There's nothing churchy about these books; they don't give off an incense aftermath or radiate a submit-to-the-Word vibe. You can even buy them in boxed sets that'll fit in cozily with your CD sets of Sinatra, Beethoven and Hendrix. They're Undercover Bibles: just the thing the New Millennial Man or Woman might tote along to a Diedrich Coffee just because you want to read what the thing says without having to deal with either the avant-cool or missionary elements. Which is undoubtedly Grove's point and which—the obvious target marketing notwithstanding—I'm all for. Anything to scrape off a layer or two of the cultural residue, especially thick in our county, that keeps us from seeing the words on the page fresh and for ourselves.

Not that these Grove editions don't lay on a little residue themselves. Each book is introduced by a respected, sometimes world-class writer or personage—the second series boasts the Dalai Lama, A.S. Byatt, Peter Ackroyd and Karen Armstrong—and though some of the introducers are practicing Jews or Christians, none seem particularly doctrinal. And the fact that Grove chose the King James version—of English translations it's the most beautiful, but the least lucid to contemporary readers—shows that the editors were clearly thinking in the-Bible-as-lit terms.

This secular/aesthetic bias is also the point: Grove knows that people who buy these paperbacks aren't likely to bring them to church so somebody can explain them; they're looking to enjoy, interpret, exult, and be disturbed and confused by them all on their own. Which, again, I'm all for.

To look at the Bible primarily as history, mythology or poetry carries its own dangers, of course. It leaches the Bible of some of its power—its demand to be seen as Word rather than words—and introduces a distance that may cut off the reader from the experience of the millions who read it before him. In such a modern context, the visions in Revelation can seem nearly pathological, the Song of Solomon all lubriciousness, and the ending of Job—with Job's meek capitulation to God's ominous Will after his Shakespearean suffering and fiery challenge—positively a letdown. But the modern context is what we have, and the disconnection is real—intellectual distance and even irony are what remains between the Good Book and even the most spiritually sincere contemporary readers. Science, the study of comparative religion and mythology, linguistics, and other fields have all hacked up the Bible's old claims to legitimacy as Literal Truth (even the Pope says it's pointless to deny evolution), so unless you've got your head in a hole (or a hole in your head), the Bible is at best story, allegory, revelatory myth.

So how do we read it? The Dalai Lama reads the epistle of St. James ecumenically: he's “struck by the similarities between this beautiful letter in the Bible and some of the texts in my own Buddhist tradition.” A.S. Byatt links Song of Solomon's “cry of erotic longing and description of erotic bliss” to the Western literary tradition of Marvell, Milton, Paul Celan and Goethe. Alasdair Gray calls Jonah “a prose comedy about a Jew who wants God to leave him alone” and uses “the only grand truth” of Nahum (“nations who keep living by armaments will perish by them”) as an excuse to grouse about contemporary British policy against Scotland.

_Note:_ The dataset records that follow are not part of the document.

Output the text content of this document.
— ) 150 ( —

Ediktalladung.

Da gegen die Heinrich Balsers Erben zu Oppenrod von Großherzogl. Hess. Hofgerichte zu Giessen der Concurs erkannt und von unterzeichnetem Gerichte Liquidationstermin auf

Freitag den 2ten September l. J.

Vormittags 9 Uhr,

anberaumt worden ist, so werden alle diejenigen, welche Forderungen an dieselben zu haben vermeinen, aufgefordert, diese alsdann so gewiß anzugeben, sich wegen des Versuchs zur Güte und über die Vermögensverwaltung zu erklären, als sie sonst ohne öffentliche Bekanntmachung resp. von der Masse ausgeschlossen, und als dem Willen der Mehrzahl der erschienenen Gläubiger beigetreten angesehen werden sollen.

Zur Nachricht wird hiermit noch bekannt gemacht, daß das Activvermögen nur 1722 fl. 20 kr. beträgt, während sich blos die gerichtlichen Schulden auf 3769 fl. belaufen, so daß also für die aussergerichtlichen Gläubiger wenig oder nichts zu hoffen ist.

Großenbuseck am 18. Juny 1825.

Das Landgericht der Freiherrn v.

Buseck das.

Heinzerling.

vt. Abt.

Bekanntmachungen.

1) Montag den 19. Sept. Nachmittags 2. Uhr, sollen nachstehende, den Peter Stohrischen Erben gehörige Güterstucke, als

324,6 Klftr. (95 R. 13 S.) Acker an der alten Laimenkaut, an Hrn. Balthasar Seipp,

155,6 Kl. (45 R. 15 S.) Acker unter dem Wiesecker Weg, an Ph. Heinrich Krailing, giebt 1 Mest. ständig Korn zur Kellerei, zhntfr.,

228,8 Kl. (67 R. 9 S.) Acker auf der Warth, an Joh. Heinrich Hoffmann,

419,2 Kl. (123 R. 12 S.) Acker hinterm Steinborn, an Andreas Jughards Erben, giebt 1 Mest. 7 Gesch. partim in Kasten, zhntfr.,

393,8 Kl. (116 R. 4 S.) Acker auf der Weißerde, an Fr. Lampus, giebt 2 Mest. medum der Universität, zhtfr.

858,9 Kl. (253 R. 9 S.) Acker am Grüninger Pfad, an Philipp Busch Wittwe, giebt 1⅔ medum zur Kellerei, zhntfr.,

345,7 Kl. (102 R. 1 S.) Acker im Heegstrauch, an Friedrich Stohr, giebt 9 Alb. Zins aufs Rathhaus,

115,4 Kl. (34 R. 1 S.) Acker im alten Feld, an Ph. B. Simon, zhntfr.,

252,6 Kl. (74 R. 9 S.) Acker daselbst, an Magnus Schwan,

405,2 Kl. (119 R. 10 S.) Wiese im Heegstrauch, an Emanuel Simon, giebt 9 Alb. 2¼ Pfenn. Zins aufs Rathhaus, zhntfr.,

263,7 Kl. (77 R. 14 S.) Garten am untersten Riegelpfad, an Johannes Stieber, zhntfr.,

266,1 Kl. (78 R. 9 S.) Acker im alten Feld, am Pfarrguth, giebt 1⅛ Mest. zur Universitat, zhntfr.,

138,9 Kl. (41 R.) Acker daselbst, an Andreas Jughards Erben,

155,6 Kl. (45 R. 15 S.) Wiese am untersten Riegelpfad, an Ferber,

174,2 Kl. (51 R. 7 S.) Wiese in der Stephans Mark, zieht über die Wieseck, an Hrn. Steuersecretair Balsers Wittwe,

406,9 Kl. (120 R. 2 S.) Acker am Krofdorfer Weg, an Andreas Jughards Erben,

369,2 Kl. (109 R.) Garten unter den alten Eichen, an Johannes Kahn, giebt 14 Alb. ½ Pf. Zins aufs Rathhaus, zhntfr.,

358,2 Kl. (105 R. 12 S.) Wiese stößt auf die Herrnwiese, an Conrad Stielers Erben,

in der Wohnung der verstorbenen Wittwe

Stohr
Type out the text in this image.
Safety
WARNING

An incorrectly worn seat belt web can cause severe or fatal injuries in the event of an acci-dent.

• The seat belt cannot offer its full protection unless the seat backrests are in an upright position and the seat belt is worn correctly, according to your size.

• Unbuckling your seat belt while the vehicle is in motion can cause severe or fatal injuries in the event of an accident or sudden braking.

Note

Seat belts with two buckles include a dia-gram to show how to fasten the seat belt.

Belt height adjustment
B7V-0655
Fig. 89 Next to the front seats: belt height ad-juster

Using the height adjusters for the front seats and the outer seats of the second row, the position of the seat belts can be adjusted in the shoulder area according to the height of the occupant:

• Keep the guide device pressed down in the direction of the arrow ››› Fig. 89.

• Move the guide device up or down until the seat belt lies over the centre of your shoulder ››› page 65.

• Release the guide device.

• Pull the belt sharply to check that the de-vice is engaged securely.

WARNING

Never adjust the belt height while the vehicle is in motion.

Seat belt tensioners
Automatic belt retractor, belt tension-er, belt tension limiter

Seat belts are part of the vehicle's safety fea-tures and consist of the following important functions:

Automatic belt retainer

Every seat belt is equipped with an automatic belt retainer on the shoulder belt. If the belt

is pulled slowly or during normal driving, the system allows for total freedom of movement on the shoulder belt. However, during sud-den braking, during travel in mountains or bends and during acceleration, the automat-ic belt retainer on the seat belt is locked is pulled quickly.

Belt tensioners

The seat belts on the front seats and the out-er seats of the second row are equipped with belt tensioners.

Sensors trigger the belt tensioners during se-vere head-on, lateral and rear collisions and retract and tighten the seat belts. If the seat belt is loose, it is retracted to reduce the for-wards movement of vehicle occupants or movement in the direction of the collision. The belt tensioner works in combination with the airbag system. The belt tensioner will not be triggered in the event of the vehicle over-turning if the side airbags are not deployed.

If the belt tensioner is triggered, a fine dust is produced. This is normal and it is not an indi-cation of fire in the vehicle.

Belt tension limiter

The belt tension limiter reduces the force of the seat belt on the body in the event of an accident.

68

Taken together, these Grove Press biblettes are defiantly pluralistic, and everything about them—from their paperback impermanence to their publication in separate (deconstructed) volumes to the all-over-the-place way they've been introduced—suggests that the best image for these volumes is probably the Tower of Babel. That we don't know whether this is a good or a bad thing is part of what it means to live today.

The Pocket Canons, Second Series; Grove Press 10 volumes, $24.95. Boxed set also sold separately at wildly varying prices.